Scope 2 Emissionen verursacht ein Unternehmen indirekt, indem es Energie und Betriebsmittel (z.B. Strom, Wärme, Kälte oder Dampf) einkauft, deren Erzeugung Treibhausgase freisetzt.
Scope 3 umfasst alle weiteren indirekten Emissionen eines Unternehmens entlang der vor- und nachgelagerten Wertschöpfungskette. Das Greenhouse Gas Protocol unterscheidet zwischen 15 Kategorien – dazu gehören beispielsweise eingekaufte Dienstleistungen und Transporte (Quelle: GHG Protocol)
Politischer Rahmen und regulatorische Entwicklungen
2015 wurde auf der 21. Vertragsstaatenkonferenz der UN-Klimarahmenkonvention (COP21) das sogenannte Übereinkommen von Paris verabschiedet und damit das Ziel, die Erderwärmung auf unter 2 °C und möglichst auf 1,5 °C, gegenüber dem vorindustriellen Niveau zu begrenzen. 195 Staaten haben sich verpflichtet, einen Beitrag zur Zielerreichung zu leisten. Dazu legen sie regelmäßig ihre Pläne zum Klimaschutz, die Nationally Determined Contributions (NDCs), vor. Stand heute sind die in den NDCs aufgezeigten Maßnahmen allerdings nicht ausreichend, um die Erderwärmung auf unter 2°C zu begrenzen.
Die EU hat mit dem European Green Deal eine neue Wachstumsstrategie beschlossen, die unter anderem darauf ausgerichtet ist, bis 2050 keine Netto-Treibhausgasemissionen mehr freizusetzen.

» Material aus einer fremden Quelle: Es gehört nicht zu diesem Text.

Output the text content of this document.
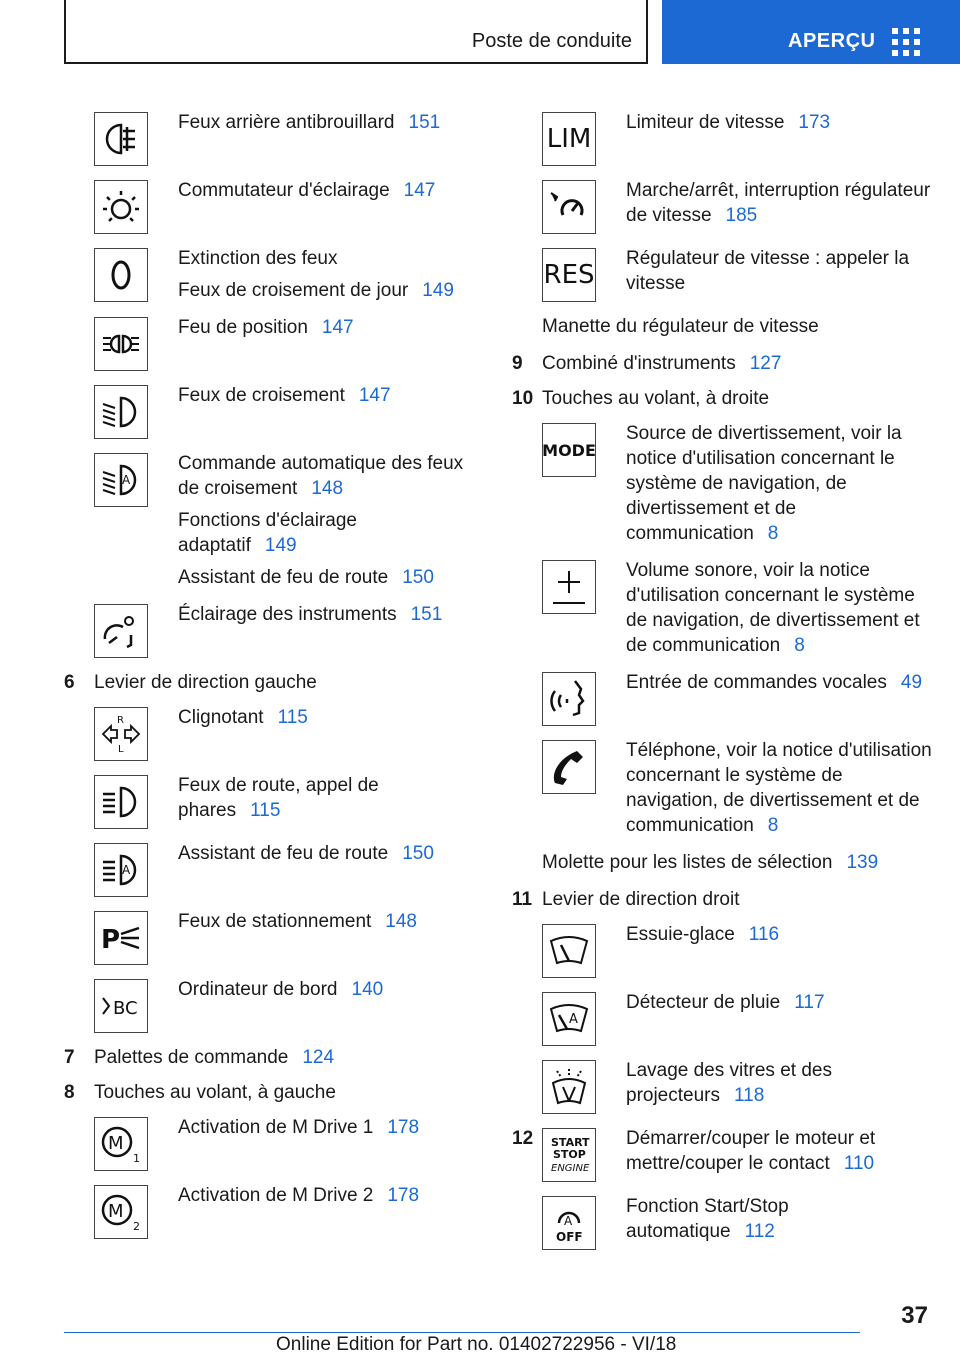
Poste de conduite	APERÇU

Feux arrière antibrouillard 151

Commutateur d'éclairage 147

Extinction des feux

Feux de croisement de jour 149

Feu de position 147

Feux de croisement 147

A

Commande automatique des feux de croisement 148

Fonctions d'éclairage adaptatif 149

Assistant de feu de route 150

Éclairage des instruments 151

6	Levier de direction gauche
R
L

Clignotant 115

Feux de route, appel de phares 115

A

Assistant de feu de route 150

P

Feux de stationnement 148

BC

Ordinateur de bord 140

7	Palettes de commande 124
8	Touches au volant, à gauche
M
1

Activation de M Drive 1 178

M
2

Activation de M Drive 2 178

LIM

Limiteur de vitesse 173

Marche/arrêt, interruption régulateur de vitesse 185

RES

Régulateur de vitesse : appeler la vitesse

Manette du régulateur de vitesse
9	Combiné d'instruments 127
10 Touches au volant, à droite
MODE

Source de divertissement, voir la notice d'utilisation concernant le système de navigation, de divertissement et de communication 8

Volume sonore, voir la notice d'utilisation concernant le système de navigation, de divertissement et de communication 8

Entrée de commandes vocales 49

Téléphone, voir la notice d'utilisation concernant le système de navigation, de divertissement et de communication 8

Molette pour les listes de sélection 139
11 Levier de direction droit

Essuie-glace 116

A

Détecteur de pluie 117

Lavage des vitres et des projecteurs 118

12 START
STOP
ENGINE

Démarrer/couper le moteur et mettre/couper le contact 110

A
OFF

Fonction Start/Stop automatique 112

37
Online Edition for Part no. 01402722956 - VI/18
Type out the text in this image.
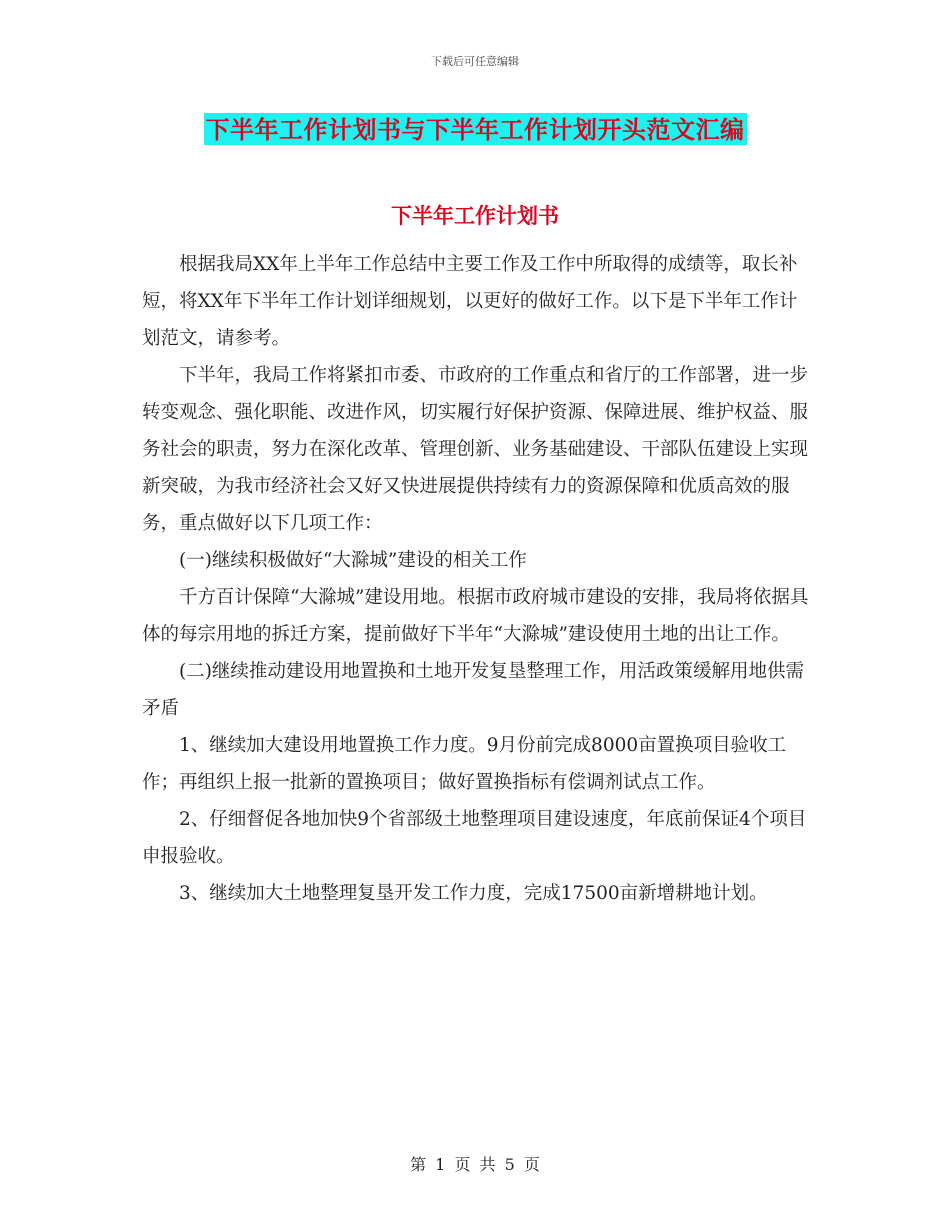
下载后可任意编辑
下半年工作计划书与下半年工作计划开头范文汇编
下半年工作计划书

根据我局XX年上半年工作总结中主要工作及工作中所取得的成绩等，取长补短，将XX年下半年工作计划详细规划，以更好的做好工作。以下是下半年工作计划范文，请参考。

下半年，我局工作将紧扣市委、市政府的工作重点和省厅的工作部署，进一步转变观念、强化职能、改进作风，切实履行好保护资源、保障进展、维护权益、服务社会的职责，努力在深化改革、管理创新、业务基础建设、干部队伍建设上实现新突破，为我市经济社会又好又快进展提供持续有力的资源保障和优质高效的服务，重点做好以下几项工作：

(一)继续积极做好“大滁城”建设的相关工作

千方百计保障“大滁城”建设用地。根据市政府城市建设的安排，我局将依据具体的每宗用地的拆迁方案，提前做好下半年“大滁城”建设使用土地的出让工作。

(二)继续推动建设用地置换和土地开发复垦整理工作，用活政策缓解用地供需矛盾

1、继续加大建设用地置换工作力度。9月份前完成8000亩置换项目验收工作；再组织上报一批新的置换项目；做好置换指标有偿调剂试点工作。

2、仔细督促各地加快9个省部级土地整理项目建设速度，年底前保证4个项目申报验收。

3、继续加大土地整理复垦开发工作力度，完成17500亩新增耕地计划。

第 1 页 共 5 页
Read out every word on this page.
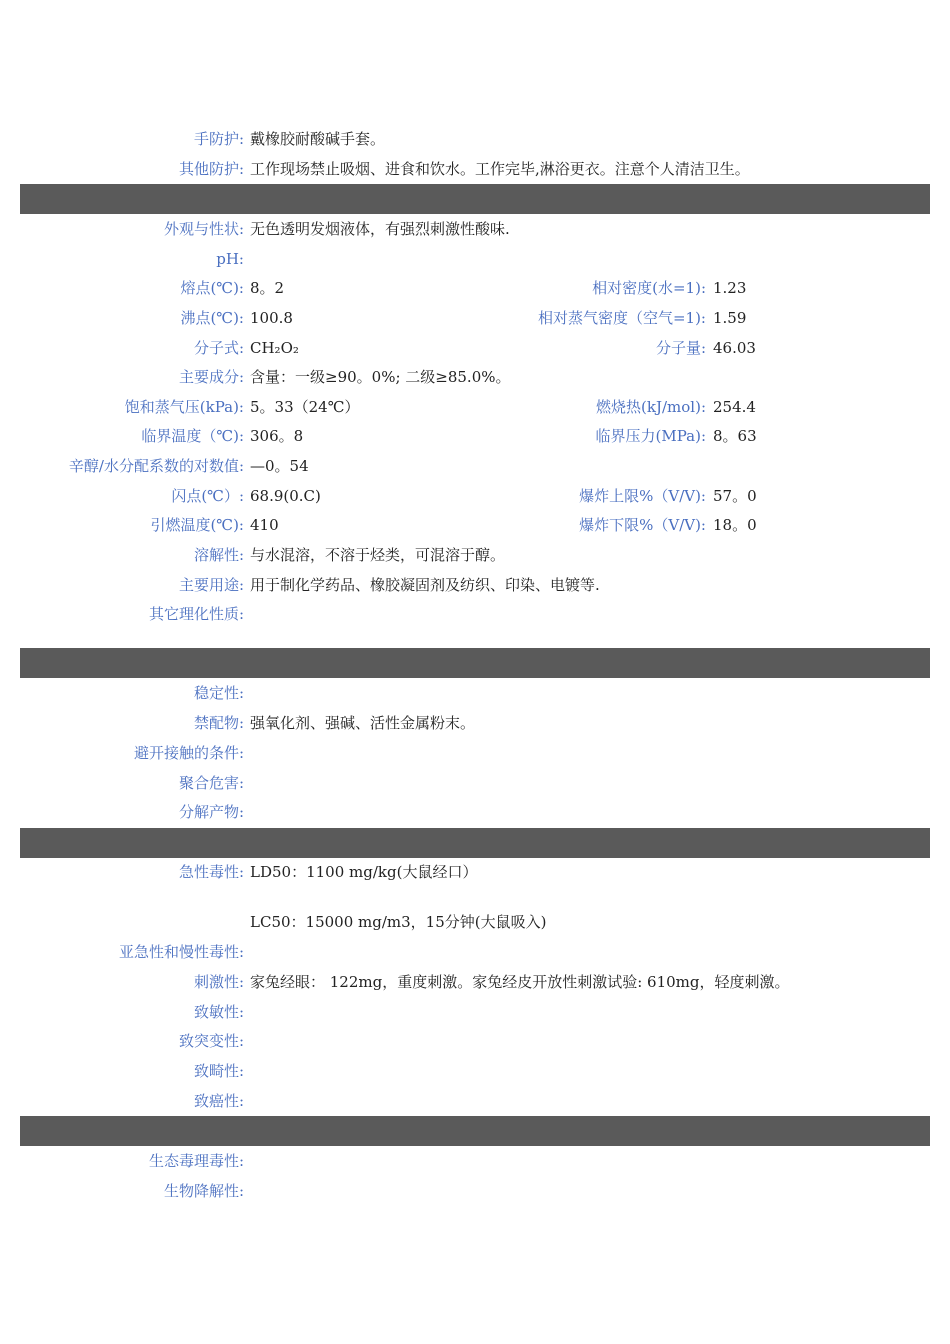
手防护: 戴橡胶耐酸碱手套。
其他防护: 工作现场禁止吸烟、进食和饮水。工作完毕,淋浴更衣。注意个人清洁卫生。
外观与性状: 无色透明发烟液体，有强烈刺激性酸味.
pH:
熔点(℃): 8。2	相对密度(水=1): 1.23
沸点(℃): 100.8	相对蒸气密度（空气=1): 1.59
分子式: CH₂O₂	分子量: 46.03
主要成分: 含量：一级≥90。0%; 二级≥85.0%。
饱和蒸气压(kPa): 5。33（24℃）	燃烧热(kJ/mol): 254.4
临界温度（℃): 306。8	临界压力(MPa): 8。63
辛醇/水分配系数的对数值: —0。54
闪点(℃）: 68.9(0.C)	爆炸上限%（V/V): 57。0
引燃温度(℃): 410	爆炸下限%（V/V): 18。0
溶解性: 与水混溶，不溶于烃类，可混溶于醇。
主要用途: 用于制化学药品、橡胶凝固剂及纺织、印染、电镀等.
其它理化性质:
稳定性:
禁配物: 强氧化剂、强碱、活性金属粉末。
避开接触的条件:
聚合危害:
分解产物:
急性毒性: LD50：1100 mg/kg(大鼠经口）
LC50：15000 mg/m3，15分钟(大鼠吸入)
亚急性和慢性毒性:
刺激性: 家兔经眼： 122mg，重度刺激。家兔经皮开放性刺激试验: 610mg，轻度刺激。
致敏性:
致突变性:
致畸性:
致癌性:
生态毒理毒性:
生物降解性:
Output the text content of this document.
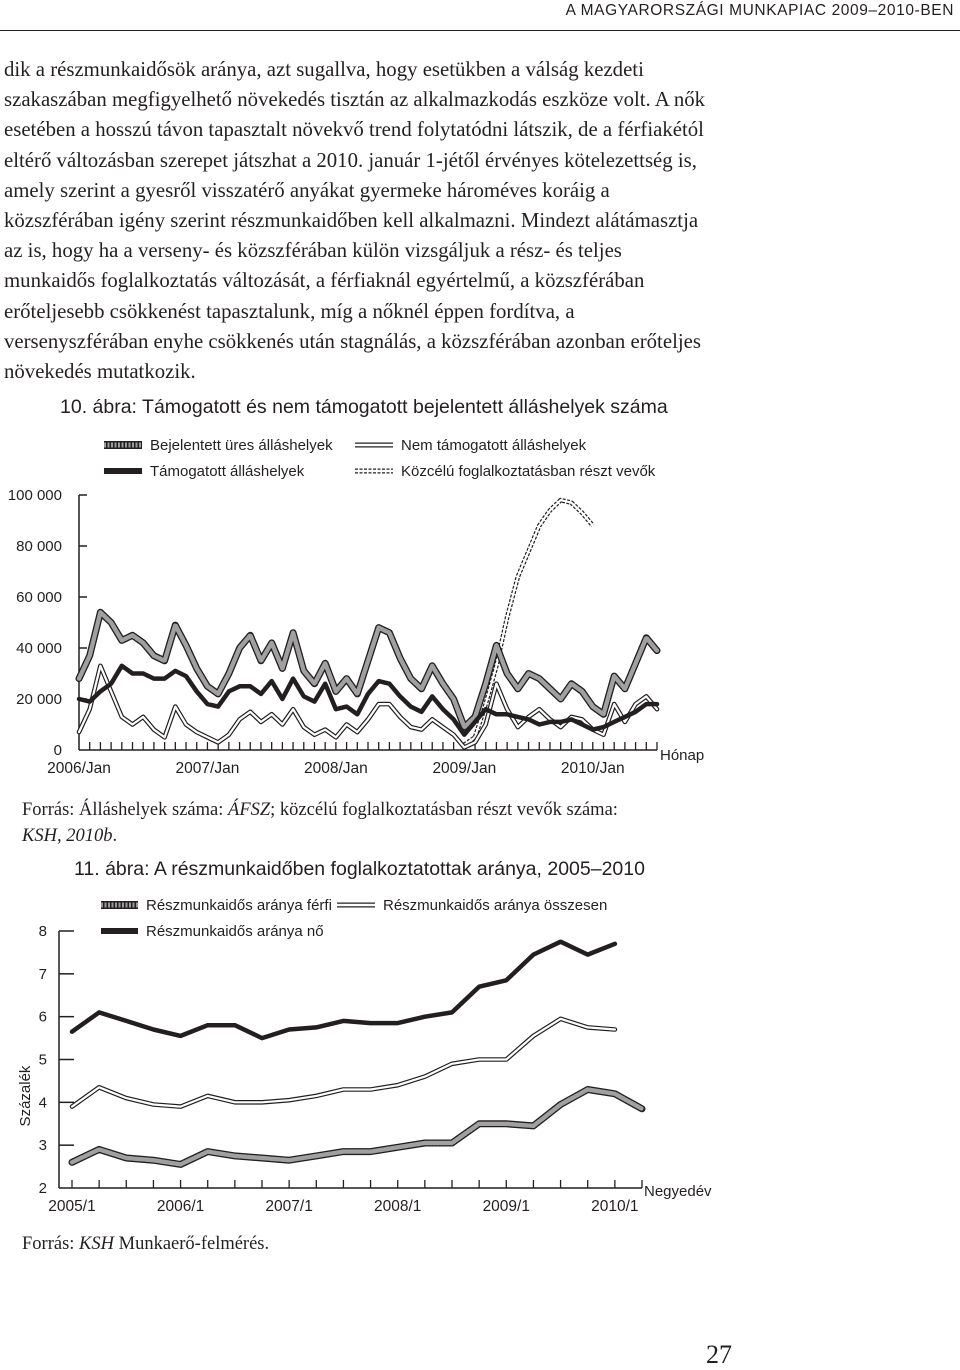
A MAGYARORSZÁGI MUNKAPIAC 2009–2010-BEN

dik a részmunkaidősök aránya, azt sugallva, hogy esetükben a válság kezdeti szakaszában megfigyelhető növekedés tisztán az alkalmazkodás eszköze volt. A nők esetében a hosszú távon tapasztalt növekvő trend folytatódni látszik, de a férfiakétól eltérő változásban szerepet játszhat a 2010. január 1-jétől érvényes kötelezettség is, amely szerint a gyesről visszatérő anyákat gyermeke hároméves koráig a közszférában igény szerint részmunkaidőben kell alkalmazni. Mindezt alátámasztja az is, hogy ha a verseny- és közszférában külön vizsgáljuk a rész- és teljes munkaidős foglalkoztatás változását, a férfiaknál egyértelmű, a közszférában erőteljesebb csökkenést tapasztalunk, míg a nőknél éppen fordítva, a versenyszférában enyhe csökkenés után stagnálás, a közszférában azonban erőteljes növekedés mutatkozik.

10. ábra: Támogatott és nem támogatott bejelentett álláshelyek száma
Bejelentett üres álláshelyek
Támogatott álláshelyek
Nem támogatott álláshelyek
Közcélú foglalkoztatásban részt vevők
0
20 000
40 000
60 000
80 000
100 000
2006/Jan	2007/Jan	2008/Jan	2009/Jan	2010/Jan
Hónap
Forrás: Álláshelyek száma: ÁFSZ; közcélú foglalkoztatásban részt vevők száma:
KSH, 2010b.
11. ábra: A részmunkaidőben foglalkoztatottak aránya, 2005–2010
Részmunkaidős aránya férfi
Részmunkaidős aránya nő
Részmunkaidős aránya összesen
2
3
4
5
6
7
8
2005/1	2006/1	2007/1	2008/1	2009/1	2010/1
Negyedév
Százalék
Forrás: KSH Munkaerő-felmérés.
27
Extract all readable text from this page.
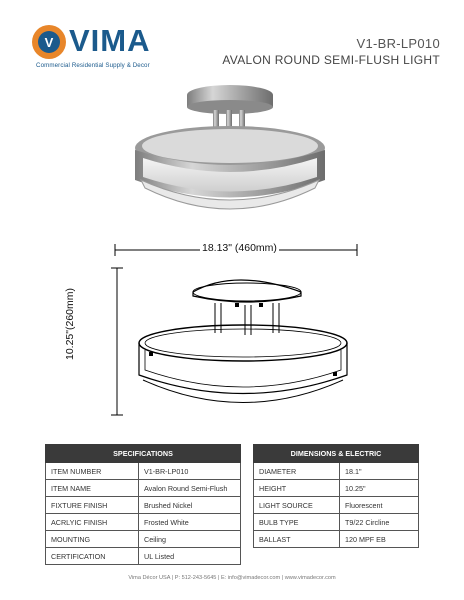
V VIMA
Commercial Residential Supply & Decor
V1-BR-LP010
AVALON ROUND SEMI-FLUSH LIGHT
18.13" (460mm)
10.25"(260mm)
SPECIFICATIONS	
ITEM NUMBER	V1-BR-LP010
ITEM NAME	Avalon Round Semi-Flush
FIXTURE FINISH	Brushed Nickel
ACRLYIC FINISH	Frosted White
MOUNTING	Ceiling
CERTIFICATION	UL Listed
DIMENSIONS & ELECTRIC	
DIAMETER	18.1"
HEIGHT	10.25"
LIGHT SOURCE	Fluorescent
BULB TYPE	T9/22 Circline
BALLAST	120 MPF EB
Vima Décor USA | P: 512-243-5645 | E: info@vimadecor.com | www.vimadecor.com
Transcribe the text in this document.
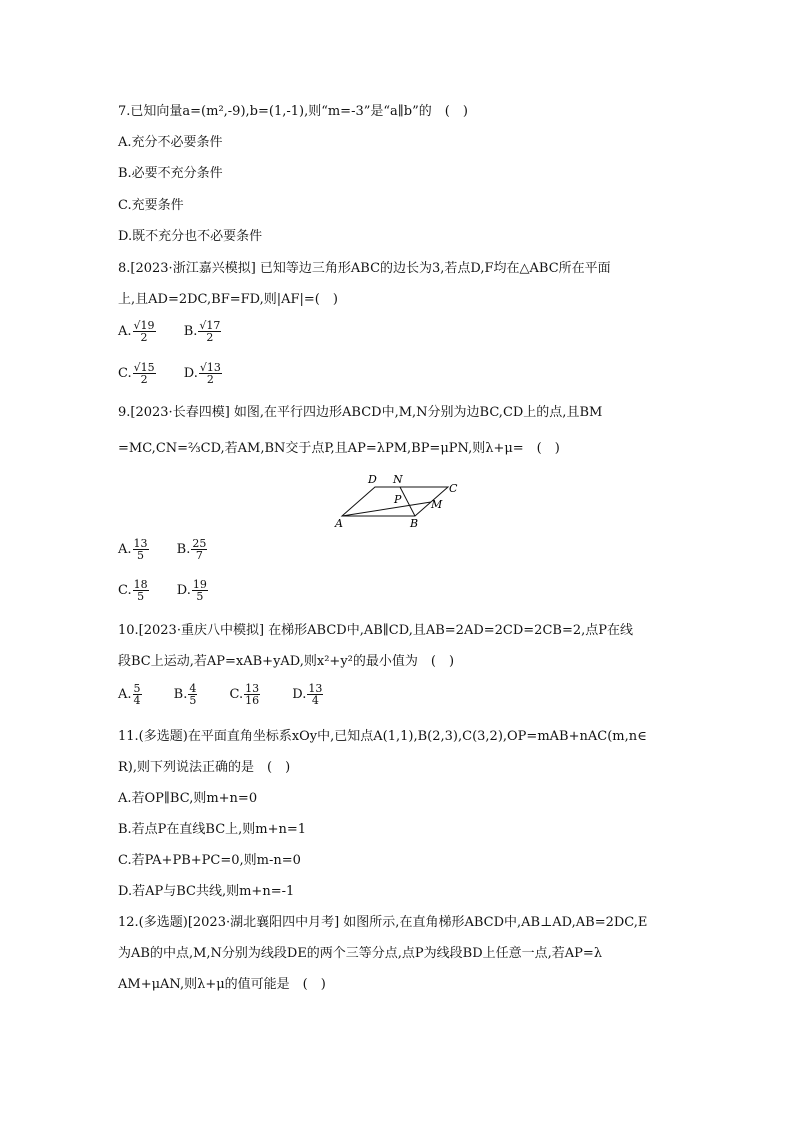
7.已知向量a=(m²,-9),b=(1,-1),则“m=-3”是“a∥b”的　(　)
A.充分不必要条件
B.必要不充分条件
C.充要条件
D.既不充分也不必要条件
8.[2023·浙江嘉兴模拟] 已知等边三角形ABC的边长为3,若点D,F均在△ABC所在平面
上,且AD=2DC,BF=FD,则|AF|=(　)
A. $\frac{√19}{2} B$. $\frac{√17}{2}$
C. $\frac{√15}{2} D$. $\frac{√13}{2}$
9.[2023·长春四模] 如图,在平行四边形ABCD中,M,N分别为边BC,CD上的点,且BM
=MC,CN=⅔CD,若AM,BN交于点P,且AP=λPM,BP=μPN,则λ+μ=　(　)
D N
C
P	M
A	B
A. $\frac{13}{5} B$. $\frac{25}{7}$
C. $\frac{18}{5} D$. $\frac{19}{5}$
10.[2023·重庆八中模拟] 在梯形ABCD中,AB∥CD,且AB=2AD=2CD=2CB=2,点P在线
段BC上运动,若AP=xAB+yAD,则x²+y²的最小值为　(　)
A. $\frac{5}{4} B$. $\frac{4}{5} C$. $\frac{13}{16} D$. $\frac{13}{4}$
11.(多选题)在平面直角坐标系xOy中,已知点A(1,1),B(2,3),C(3,2),OP=mAB+nAC(m,n∈
R),则下列说法正确的是　(　)
A.若OP∥BC,则m+n=0
B.若点P在直线BC上,则m+n=1
C.若PA+PB+PC=0,则m-n=0
D.若AP与BC共线,则m+n=-1
12.(多选题)[2023·湖北襄阳四中月考] 如图所示,在直角梯形ABCD中,AB⊥AD,AB=2DC,E
为AB的中点,M,N分别为线段DE的两个三等分点,点P为线段BD上任意一点,若AP=λ
AM+μAN,则λ+μ的值可能是　(　)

Mit der Corporate Social Responsibility Directive (CSRD), EU-Taxonomie und Sustainable Finance Disclosure Regulation (SFDR) hat die EU einen regulatorischen Rahmen geschaffen, um auf die Erreichung dieses Ziels hinzuwirken [CSRD-Text als Erläuterung verlinken]. In diesem Zuge müssen betroffene Unternehmen offenlegen, ob und wie sie einen Beitrag zum Klimaschutz leisten.
CSRD
Die Corporate Sustainability Reporting Directive verpflichtet Unternehmen dazu, in ihrem Lagebericht detailliert zu veröffentlichen, wie sich die Unternehmenstätigkeit tatsächlich und potenziell auf die Umwelt auswirkt und welche tatsächlichen und potenziellen wirtschaftlichen Auswirkungen Nachhaltigkeitsaspekte auf das Unternehmen haben.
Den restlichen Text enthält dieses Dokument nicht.